9 thoughts on “Is a whitebox or branded box better for a VMware lab?

  1. Preston de Guise says:

    The real question though remains: what actual solution, if presented to VMware, would they be prepared to offer support on in the event of either -a- a regular support case, or -b- a catastrophic failure?

    Therein lays the answer. Performance and bang for buck matters naught when support is not forthcoming.

  2. cpjlboss says:

    What I’m hearing from both parties is that both systems would be supported, but I do have to say that my experience is things are a little easier on that road if you’re using a branded box.

    But since this discussion was really about a lab situation, I’m not sure if your question is as relevant as it would be in a production environment.

  3. josephmartins says:

    Eric never revealed the component brands in the HP box?

    At the end of the day this is an article about two different machines at two different prices. What could we possibly conclude from it without running performance comparisons and ballparking the support “costs”? I’m sure you’ll find out soon enough.

    Ten years ago it was fun to dive neck-deep into my own custom boxes. The thrill of selecting and assembling the best-parts and working out the kinks with hw and sw conflicts. At one point water-cooling an overclocked AMD in my enormous 11 bay Supermicro, complete with see-through lexan window, phospho-coated fans and glowing coolant lit by blacklight. Ok so I liked far out performance AND looks too.

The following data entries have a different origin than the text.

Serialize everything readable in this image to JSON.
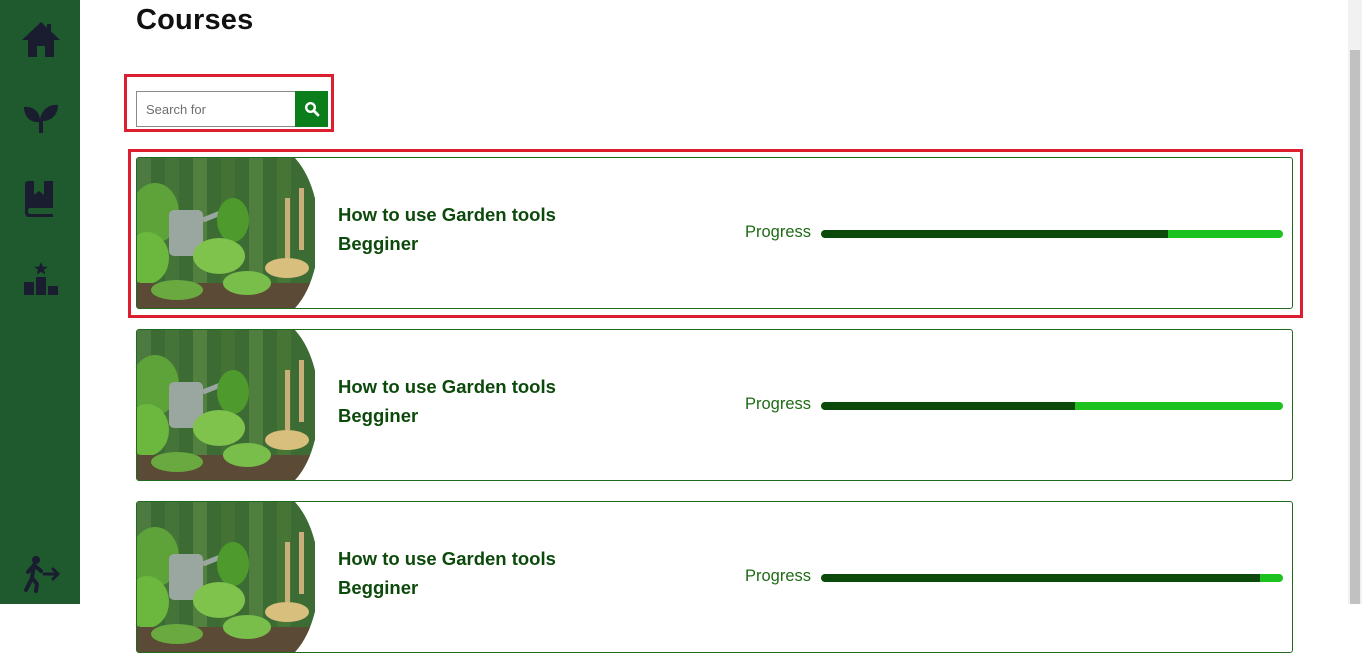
{
  "nav": {
    "items": [
      {
        "name": "home-icon"
      },
      {
        "name": "sprout-icon"
      },
      {
        "name": "bookmark-book-icon"
      },
      {
        "name": "podium-icon"
      },
      {
        "name": "logout-icon"
      }
    ]
  },
  "page": {
    "title": "Courses"
  },
  "search": {
    "placeholder": "Search for",
    "value": "",
    "icon": "search-icon"
  },
  "courses": [
    {
      "title_line1": "How to use Garden tools",
      "title_line2": "Begginer",
      "progress_label": "Progress",
      "progress": 0.75,
      "thumbnail": "garden-tools-image"
    },
    {
      "title_line1": "How to use Garden tools",
      "title_line2": "Begginer",
      "progress_label": "Progress",
      "progress": 0.55,
      "thumbnail": "garden-tools-image"
    },
    {
      "title_line1": "How to use Garden tools",
      "title_line2": "Begginer",
      "progress_label": "Progress",
      "progress": 0.95,
      "thumbnail": "garden-tools-image"
    }
  ],
  "colors": {
    "sidebar": "#1f5a2e",
    "icon": "#1a1c30",
    "accent": "#0b7d1a",
    "title_text": "#0c4a0c",
    "progress_fill": "#0b4a0b",
    "progress_track": "#1ec21e",
    "highlight": "#dc1f2e"
  }
}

    These days, I like to keep things simple. I’d rather point, click, purchase, install and go play with my kids…and call support if something goes wrong. If there are no hidden costs in the vendor’s warranty (i.e. the cost of the visit, parts, and labor are all covered), then I’d go for the packaged system. It might not be the fastest, the most efficient, or the perfect fit, but for most it’ll probably be “good enough”. And they can have a life outside the lab too.

  4. cpjlboss says:

    @joseph

    The specs I gave for the HP box were what I could find on the HP site for the ML110. They don’t disclose the brand of the individual components in most cases.

  5. gaulfinger says:

    Philip chose a Supermicro board with the -F option. It includes IPMI remote management and should diffuse the ILO argument.

    The only difference I see here is the support potential vs. savings potential. The storage options on DIY can easily be changed to match an SSD setup if it makes sense for the intended VMs in this lab.

  6. cpjlboss says:

    Actually the fact that he chose the -F option was his whole point. He has the lights-out stuff included, and the HP folks have to pay an extra $300 a year if they want it.

    Totally agreed on the SSD part, though. If he dropped the 16 GB of RAM and added the SSD disk, then he’d save $284 and spend an extra $125, for a net savings of $159. That would bring his total cost to $1229.

  7. Chris Dearden says:

    I woud like to see a back to back comparison of noise / power consumption and space consumed though. In many peoples home setups , power/noise & space are equally important!

  8. Rick Vanover says:

    It depends on the objective of the VMware test environment. Secondly, a decision on the shared storage aspect is important; especially with multiple host connectivity.

    I’d lean closer to Eric’s point, as I too have an HP server for the rickatron lab. the ML 110 is a great value, however.

    The whitebox and laptop approaches have their use cases, however.

    If the lab is to be stationary and possibly scale to multiple hosts, networks and storage; the branded solution is the way to go.

  9. gilfreund says:

    Some notes:

    • You did not calculate the time for setting up the system.
    • Some server boards do have lights out systems (via serial or ethernet)

    As far as VM support is concerned, I have found that while as long as most components are in the supported hardware, I had no issues.